I do get a bit discouraged. We haven’t heard back from the government about the memorandum we gave them in March 2019. After all of the protesting we did, we found that South Africa is still moving forward with coal and oil. Even though the science is on our side, they are still moving forward with their plans. It is a bit discouraging when you see people in places of power making stupid decisions because of profit. Profit that is not even going to benefit the country, but only their individual selves. That really makes me angry. They seem to forget that you can’t eat money or drink oil. I would like to ask them this: when the last tree is cut down and you will be left with your billions, what will you spend it on if there is no Earth?
How can people in the Global North support your efforts?
They can stand in solidarity by using their platform to share information and support our demands. It’s important that we realise that we are not separate. We have to come together and join forces. But we also need to understand that we don’t always face the same issues and our perspectives can be different. I feel the need to elevate each other to make sure that all perspective are getting heard
This series of interviews is called “ReGain Space - the Future is Now”. What does it mean to you to regain space?

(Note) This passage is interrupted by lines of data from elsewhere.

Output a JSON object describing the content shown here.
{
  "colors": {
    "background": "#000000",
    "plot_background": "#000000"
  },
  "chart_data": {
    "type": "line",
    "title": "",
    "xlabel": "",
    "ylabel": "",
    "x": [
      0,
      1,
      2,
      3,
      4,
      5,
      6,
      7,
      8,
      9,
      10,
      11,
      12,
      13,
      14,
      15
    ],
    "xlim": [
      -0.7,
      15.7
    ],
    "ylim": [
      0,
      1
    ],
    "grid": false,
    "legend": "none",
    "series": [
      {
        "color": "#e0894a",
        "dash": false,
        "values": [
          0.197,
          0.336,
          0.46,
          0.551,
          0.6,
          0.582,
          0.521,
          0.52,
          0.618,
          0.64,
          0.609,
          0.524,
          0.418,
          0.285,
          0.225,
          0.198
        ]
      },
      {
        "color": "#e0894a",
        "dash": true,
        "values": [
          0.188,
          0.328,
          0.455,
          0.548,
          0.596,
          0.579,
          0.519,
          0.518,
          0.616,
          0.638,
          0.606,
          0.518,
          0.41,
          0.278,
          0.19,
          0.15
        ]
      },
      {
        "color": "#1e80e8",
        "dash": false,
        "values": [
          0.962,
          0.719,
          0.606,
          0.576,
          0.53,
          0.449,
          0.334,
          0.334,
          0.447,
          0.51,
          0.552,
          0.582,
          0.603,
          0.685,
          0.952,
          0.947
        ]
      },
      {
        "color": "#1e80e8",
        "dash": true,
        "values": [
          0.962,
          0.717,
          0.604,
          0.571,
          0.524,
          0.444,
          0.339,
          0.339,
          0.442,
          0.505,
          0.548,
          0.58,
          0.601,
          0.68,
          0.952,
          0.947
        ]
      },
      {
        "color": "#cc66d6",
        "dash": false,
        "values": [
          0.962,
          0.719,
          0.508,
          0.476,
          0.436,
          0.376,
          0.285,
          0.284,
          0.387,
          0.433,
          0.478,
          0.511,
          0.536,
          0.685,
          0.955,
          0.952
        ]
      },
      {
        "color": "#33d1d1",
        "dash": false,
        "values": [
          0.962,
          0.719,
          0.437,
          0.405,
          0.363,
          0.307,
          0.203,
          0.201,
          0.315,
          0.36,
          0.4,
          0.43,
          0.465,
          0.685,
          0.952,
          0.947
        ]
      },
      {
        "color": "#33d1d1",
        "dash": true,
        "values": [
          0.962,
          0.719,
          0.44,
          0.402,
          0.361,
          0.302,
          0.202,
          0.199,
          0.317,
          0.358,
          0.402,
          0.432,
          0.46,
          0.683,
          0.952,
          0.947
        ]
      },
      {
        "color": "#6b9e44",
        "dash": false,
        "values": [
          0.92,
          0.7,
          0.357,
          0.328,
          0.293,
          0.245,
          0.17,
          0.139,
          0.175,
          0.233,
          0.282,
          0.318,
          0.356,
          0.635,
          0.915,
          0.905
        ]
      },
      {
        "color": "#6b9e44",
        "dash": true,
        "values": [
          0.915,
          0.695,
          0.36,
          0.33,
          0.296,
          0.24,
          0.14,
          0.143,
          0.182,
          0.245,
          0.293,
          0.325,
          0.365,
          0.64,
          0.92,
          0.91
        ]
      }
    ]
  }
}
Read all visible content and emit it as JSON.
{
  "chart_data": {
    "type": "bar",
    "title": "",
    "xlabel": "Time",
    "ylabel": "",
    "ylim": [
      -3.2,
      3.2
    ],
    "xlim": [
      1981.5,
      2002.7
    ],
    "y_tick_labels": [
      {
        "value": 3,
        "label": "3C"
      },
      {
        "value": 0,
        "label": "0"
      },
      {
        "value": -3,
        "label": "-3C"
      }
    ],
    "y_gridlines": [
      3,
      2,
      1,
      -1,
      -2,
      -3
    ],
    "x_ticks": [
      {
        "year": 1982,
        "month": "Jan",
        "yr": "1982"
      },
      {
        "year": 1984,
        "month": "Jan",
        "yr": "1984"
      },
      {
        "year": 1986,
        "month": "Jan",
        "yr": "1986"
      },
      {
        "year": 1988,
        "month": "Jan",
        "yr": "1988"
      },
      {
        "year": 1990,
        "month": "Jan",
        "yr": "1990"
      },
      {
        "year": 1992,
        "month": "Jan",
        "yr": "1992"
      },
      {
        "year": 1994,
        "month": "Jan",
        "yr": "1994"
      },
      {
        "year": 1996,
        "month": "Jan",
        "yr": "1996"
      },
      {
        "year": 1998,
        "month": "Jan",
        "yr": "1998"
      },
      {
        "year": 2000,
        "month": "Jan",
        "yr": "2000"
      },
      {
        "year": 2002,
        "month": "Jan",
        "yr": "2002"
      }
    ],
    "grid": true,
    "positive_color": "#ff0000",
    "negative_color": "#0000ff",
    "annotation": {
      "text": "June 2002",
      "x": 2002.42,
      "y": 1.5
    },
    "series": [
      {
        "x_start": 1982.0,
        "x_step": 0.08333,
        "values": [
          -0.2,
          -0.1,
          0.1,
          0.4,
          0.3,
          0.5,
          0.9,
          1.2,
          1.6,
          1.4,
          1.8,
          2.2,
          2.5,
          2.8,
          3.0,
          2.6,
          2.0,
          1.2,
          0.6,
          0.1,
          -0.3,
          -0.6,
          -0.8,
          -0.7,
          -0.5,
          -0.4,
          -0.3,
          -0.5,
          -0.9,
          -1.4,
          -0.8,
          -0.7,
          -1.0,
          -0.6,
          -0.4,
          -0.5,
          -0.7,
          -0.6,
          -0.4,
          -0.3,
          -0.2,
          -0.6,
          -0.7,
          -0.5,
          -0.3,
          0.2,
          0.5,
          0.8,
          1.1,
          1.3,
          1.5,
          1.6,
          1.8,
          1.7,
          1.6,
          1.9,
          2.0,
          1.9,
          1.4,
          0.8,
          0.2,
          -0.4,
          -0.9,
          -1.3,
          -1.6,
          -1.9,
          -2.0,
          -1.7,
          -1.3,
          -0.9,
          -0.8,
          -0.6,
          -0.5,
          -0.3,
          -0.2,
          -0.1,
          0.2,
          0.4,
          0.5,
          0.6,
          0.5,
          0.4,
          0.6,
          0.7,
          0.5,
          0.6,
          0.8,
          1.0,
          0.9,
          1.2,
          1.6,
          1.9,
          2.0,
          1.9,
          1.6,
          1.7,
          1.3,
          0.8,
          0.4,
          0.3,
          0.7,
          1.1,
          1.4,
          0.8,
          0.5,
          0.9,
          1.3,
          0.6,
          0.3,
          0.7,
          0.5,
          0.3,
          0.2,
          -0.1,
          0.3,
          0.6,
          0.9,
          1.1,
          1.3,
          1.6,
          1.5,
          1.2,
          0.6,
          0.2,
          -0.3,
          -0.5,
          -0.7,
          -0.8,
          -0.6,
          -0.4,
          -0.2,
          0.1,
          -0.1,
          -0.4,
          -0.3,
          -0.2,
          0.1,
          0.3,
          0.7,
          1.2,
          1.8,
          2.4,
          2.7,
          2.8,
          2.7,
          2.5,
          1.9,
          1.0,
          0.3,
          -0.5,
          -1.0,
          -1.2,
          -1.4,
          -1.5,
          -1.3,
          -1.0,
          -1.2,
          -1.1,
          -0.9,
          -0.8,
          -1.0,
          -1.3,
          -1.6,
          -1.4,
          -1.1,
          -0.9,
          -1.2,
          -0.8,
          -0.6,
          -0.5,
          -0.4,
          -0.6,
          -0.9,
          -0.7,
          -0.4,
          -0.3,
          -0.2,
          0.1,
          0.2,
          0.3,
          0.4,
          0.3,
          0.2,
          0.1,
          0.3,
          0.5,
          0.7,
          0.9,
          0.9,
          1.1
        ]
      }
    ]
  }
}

It is important that marginalized people take up space and refuse to be walked all over. When I look at the history of resistance against apartheid in South Africa, I become more confident in myself, my colour, my skin, my language, my being. It's easier to speak up with that confidence, when you know where you are coming from.
What is your message to activists, and young people in South Africa, in Africa, and beyond?
We can't afford to be passive. We can't afford to pretend that we can't see what is happening around us. It's our duty to make sure that the earth remains beautiful and productive for the people to come. This is not the time where we can just sit around and do nothing. This is the time for change. So, don't sit down and let the world beat you up. Even if the odds are stacked up against us, know that we can make it.
Ayakha Melithafa is an 18 year old South African environmental activist. She was one of 16 children and teenagers to file a complaint to the United Nations Committee on the Rights of the Child for failing to adequately address the climate crisis. She joined the African Climate Alliance at an early age and strives to reduce the carbon footprint of her country by a turn from coal and gas to renewable energies. She raised her voice as a Black young women at several national and international conferences to fight for a future for generations to follow.